Nascido Fernando Carlos Nunes de Melo Relvas, em Lisboa, a 20
de Setembro de 1954, publicou as primeiras bandas desenhadas pouco depois dos vinte
anos, nas revistas “Chico” e "Fungagá”, mas seria a estreia na revista “Tintin”,
em 1978, que lhe começaria a dar visibilidade. Começou com “O Espião Acácio”, uma
crónica bem-humorada da Primeira Guerra Mundial, que aos poucos evoluiu para uma
mistura anárquica de géneros e conceitos, com extraterrestres, Hitler e outros
mais a passarem por lá, no que seria uma das imagens de marca de um autor que viveu
sempre no limite. “Viagem ao centro da Terra, uma adaptação da obra de Jules Verne,
“Rosa Delta Sem Saída”, “Cevadilha Speed” e “L123” foram as obras seguintes na mesma
publicação. Com o seu fim, Relvas saltou para o semanário “Se7e”, de que se tornou
uma das figuras mais visíveis.
Amante da noite lisboeta, retratou-a como ninguém nas suas
bandas desenhada, que espelhavam uma certa marginalidade, a irreverência, o
experimentalismo e a sede de liberdade que se viveram nos anos 80 em Portugal. Num
preto e branco contrastante ou com cores vivas, dominando as mais variadas
técnicas, da tradicional tinta da Cina a pincel aos lápis de cor, do carvão ou
até às lâminas de barba, foi criando obras marcantes com títulos chamativos como
“Concerto para Oito Infantes e um Bastardo”, “Niuiork”,”Sabina”, “O Diabo à Beira
da Piscina”, “Nunca Beijes a Sombra do Teu Destino”, “Karlos Starkiller” ou “O
Atraente estranho”.
O fim do “Se7e”, em 1988, levou-o a publicar de forma
dispersa em diversos jornais, revistas e fanzines, e a levar para a sua obra a
sua outra paixão, a História de Portugal. Não aquela que se aprende nas
escolas, mas a vivida pelos protagonistas anónimos que a permitiram e para ela
trabalharam – e em tantos casos morreram, revelada em “O rei dos Búzios”, “Em
Desgraça” ou “Çufo”.
Já neste século, desiludido com o seu país e com as
dificuldades de publicação, viveu alguns anos no estrangeiro, nomeadamente na
Croácia, onde criou diversos webcomics, como “Palmyra”, “Costa” 1 e 2, “Li
Moonface” ou “Nau negra”.
Ao longo da vida, o seu trabalho foi objecto de várias
exposições antológicas, a começar pela proposta pelo Salão Internacional de BD
do Porto, em 1995, até à mais recente, no Amadora BD 2017.

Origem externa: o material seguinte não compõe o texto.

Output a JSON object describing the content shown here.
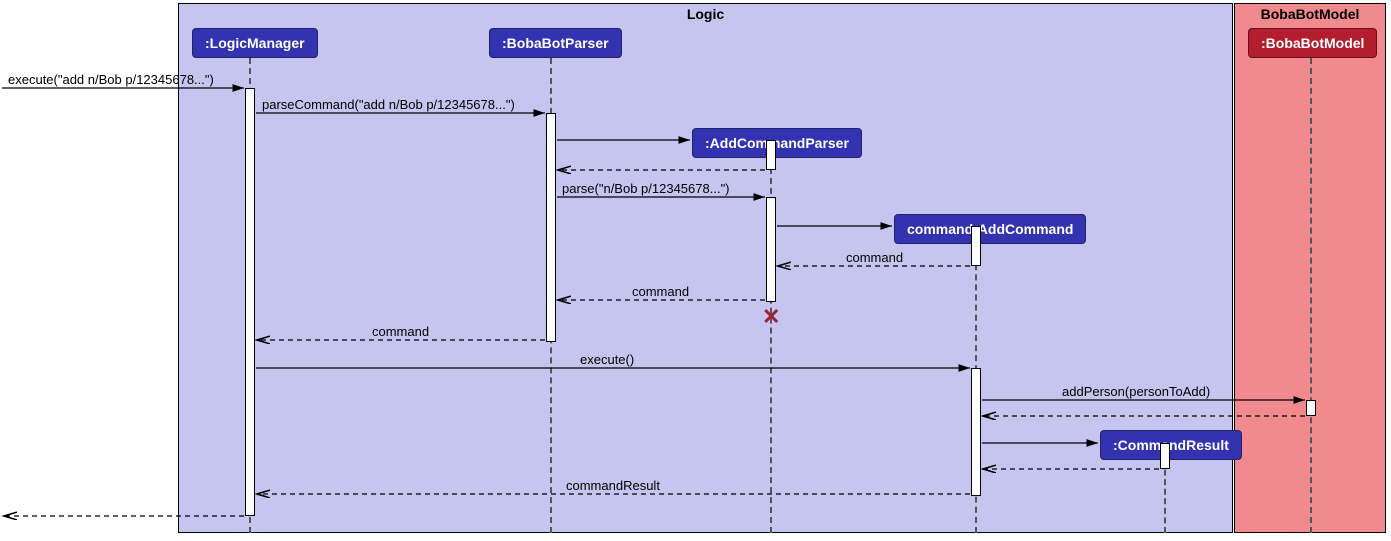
{
  "frames": {
    "logic": {
      "label": "Logic"
    },
    "model": {
      "label": "BobaBotModel"
    }
  },
  "participants": {
    "logicManager": ":LogicManager",
    "bobaBotParser": ":BobaBotParser",
    "addCommandParser": ":AddCommandParser",
    "addCommand": "command:AddCommand",
    "commandResult": ":CommandResult",
    "bobaBotModel": ":BobaBotModel"
  },
  "messages": {
    "execute_in": "execute(\"add n/Bob p/12345678...\")",
    "parseCommand": "parseCommand(\"add n/Bob p/12345678...\")",
    "parse": "parse(\"n/Bob p/12345678...\")",
    "command_return1": "command",
    "command_return2": "command",
    "command_return3": "command",
    "execute_call": "execute()",
    "addPerson": "addPerson(personToAdd)",
    "commandResult": "commandResult"
  },
  "chart_data": {
    "type": "sequence-diagram",
    "frames": [
      {
        "name": "Logic",
        "participants": [
          "LogicManager",
          "BobaBotParser",
          "AddCommandParser",
          "AddCommand",
          "CommandResult"
        ]
      },
      {
        "name": "BobaBotModel",
        "participants": [
          "BobaBotModel"
        ]
      }
    ],
    "lifelines": [
      {
        "id": "caller",
        "label": ""
      },
      {
        "id": "LogicManager",
        "label": ":LogicManager"
      },
      {
        "id": "BobaBotParser",
        "label": ":BobaBotParser"
      },
      {
        "id": "AddCommandParser",
        "label": ":AddCommandParser",
        "created_by": "BobaBotParser",
        "destroyed": true
      },
      {
        "id": "AddCommand",
        "label": "command:AddCommand",
        "created_by": "AddCommandParser"
      },
      {
        "id": "CommandResult",
        "label": ":CommandResult",
        "created_by": "AddCommand"
      },
      {
        "id": "BobaBotModel",
        "label": ":BobaBotModel"
      }
    ],
    "messages": [
      {
        "from": "caller",
        "to": "LogicManager",
        "label": "execute(\"add n/Bob p/12345678...\")",
        "type": "sync"
      },
      {
        "from": "LogicManager",
        "to": "BobaBotParser",
        "label": "parseCommand(\"add n/Bob p/12345678...\")",
        "type": "sync"
      },
      {
        "from": "BobaBotParser",
        "to": "AddCommandParser",
        "label": "",
        "type": "create"
      },
      {
        "from": "AddCommandParser",
        "to": "BobaBotParser",
        "label": "",
        "type": "return"
      },
      {
        "from": "BobaBotParser",
        "to": "AddCommandParser",
        "label": "parse(\"n/Bob p/12345678...\")",
        "type": "sync"
      },
      {
        "from": "AddCommandParser",
        "to": "AddCommand",
        "label": "",
        "type": "create"
      },
      {
        "from": "AddCommand",
        "to": "AddCommandParser",
        "label": "command",
        "type": "return"
      },
      {
        "from": "AddCommandParser",
        "to": "BobaBotParser",
        "label": "command",
        "type": "return"
      },
      {
        "from": "AddCommandParser",
        "to": "",
        "label": "",
        "type": "destroy"
      },
      {
        "from": "BobaBotParser",
        "to": "LogicManager",
        "label": "command",
        "type": "return"
      },
      {
        "from": "LogicManager",
        "to": "AddCommand",
        "label": "execute()",
        "type": "sync"
      },
      {
        "from": "AddCommand",
        "to": "BobaBotModel",
        "label": "addPerson(personToAdd)",
        "type": "sync"
      },
      {
        "from": "BobaBotModel",
        "to": "AddCommand",
        "label": "",
        "type": "return"
      },
      {
        "from": "AddCommand",
        "to": "CommandResult",
        "label": "",
        "type": "create"
      },
      {
        "from": "CommandResult",
        "to": "AddCommand",
        "label": "",
        "type": "return"
      },
      {
        "from": "AddCommand",
        "to": "LogicManager",
        "label": "commandResult",
        "type": "return"
      },
      {
        "from": "LogicManager",
        "to": "caller",
        "label": "",
        "type": "return"
      }
    ]
  }
}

A justa apreciação das suas obras é dificultada por muitas delas
estarem inéditas em álbum e haver outras tantas espalhadas por diversas
pequenas editoras (ASIBDP, BaleiAzul, Livros Horizonte, Polvo, El Pep,
pedranocharco…), em edições difíceis de encontrar. Seria uma boa altura para
alguém pensar numa edição antológica que reunisse uma selecção representativa
do seu legado.
Por isso, neste momento, torna-se mais difícil homenagear
Relvas da forma que ele merecia: (re)lendo a sua obra, entre copos, como ele
certamente faria, de forma impulsiva, repentista, anárquica, como ela foi
criada.
(versão revista e aumentada do texto publicado no Obituário
do Jornal de Notícias de 22 de Novembro de 2017; pranchas das diversas obras
retiradas do blog Hard Line, do próprio Relvas, onde algumas delas podem ser
lidas integralmente, clicar nelas para as apreciar em toda a sua extensão)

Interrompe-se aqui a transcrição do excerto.